Venture studios are also known as “Startup Studios”. They partner with companies on projects from the early stages, provide companies with the initial team, capital, and strategic direction, and are closely involved in business operations and decision makings. A venture studio business model for b2b provides resources to startups and helps them come up with the product-market fit. As a result, the partners involved experienced consistent success in comparison with accelerators and incubators.

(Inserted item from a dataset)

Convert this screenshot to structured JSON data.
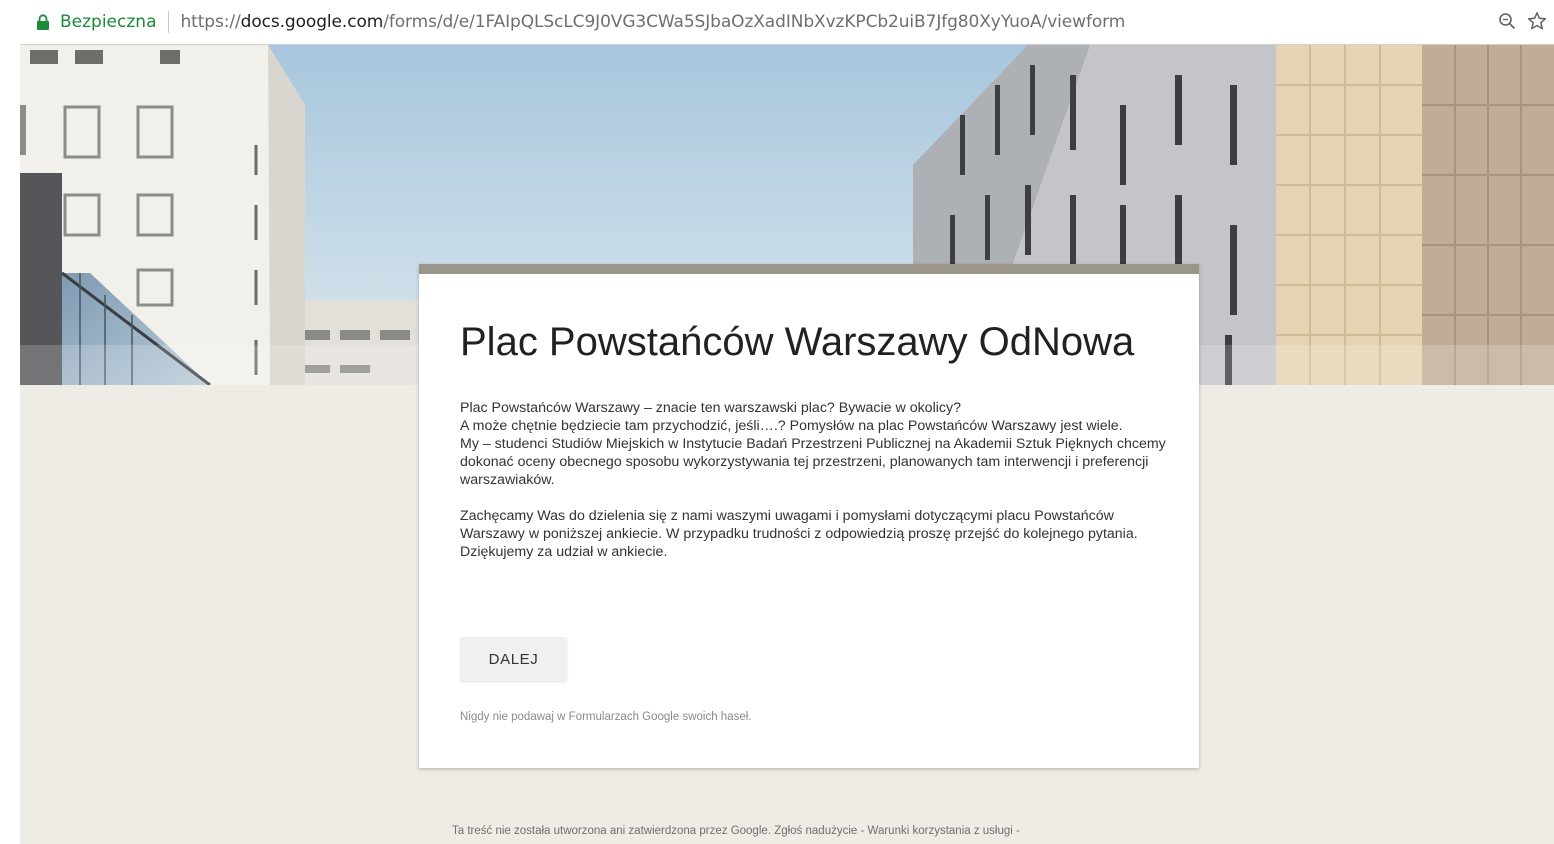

Accelerators like Y Combinator TechStars have been around since the early days of startup funding, but they’ve become increasingly popular because of their efficiency. Accelerators are competitive – the best are funded by VCs themselves, who have invested in prior companies that have “graduated” from other accelerators, so only the very best startups are accepted. Why does this matter? Because accelerators don’t just give you money up front; they also offer guidance for building a successful company . They might be able to get your business off the ground faster than you could on your own, and with less risk to boot. That’s tremendously valuable – getting advice from people who’ve built businesses means you can focus more on something like revenue generation instead of wondering whether or not your idea is any good.
Wrapping it Up
At the end of the day, it’s impossible to say with certainty which option is best for funding your business. There are simply too many variables and not enough information to go around; you’ll need to make this decision yourself when the time comes. All we can tell you is that each option has its own downsides and upsides – there’s no such thing as a free lunch when it comes to startup funding (except for maybe crowdfunding); even if someone gives you money without expecting anything in return, there’s always the risk that they’ll lose faith and pull out at some point down the road, which leaves you with nothing but an uncertain future and a failed business on your hands.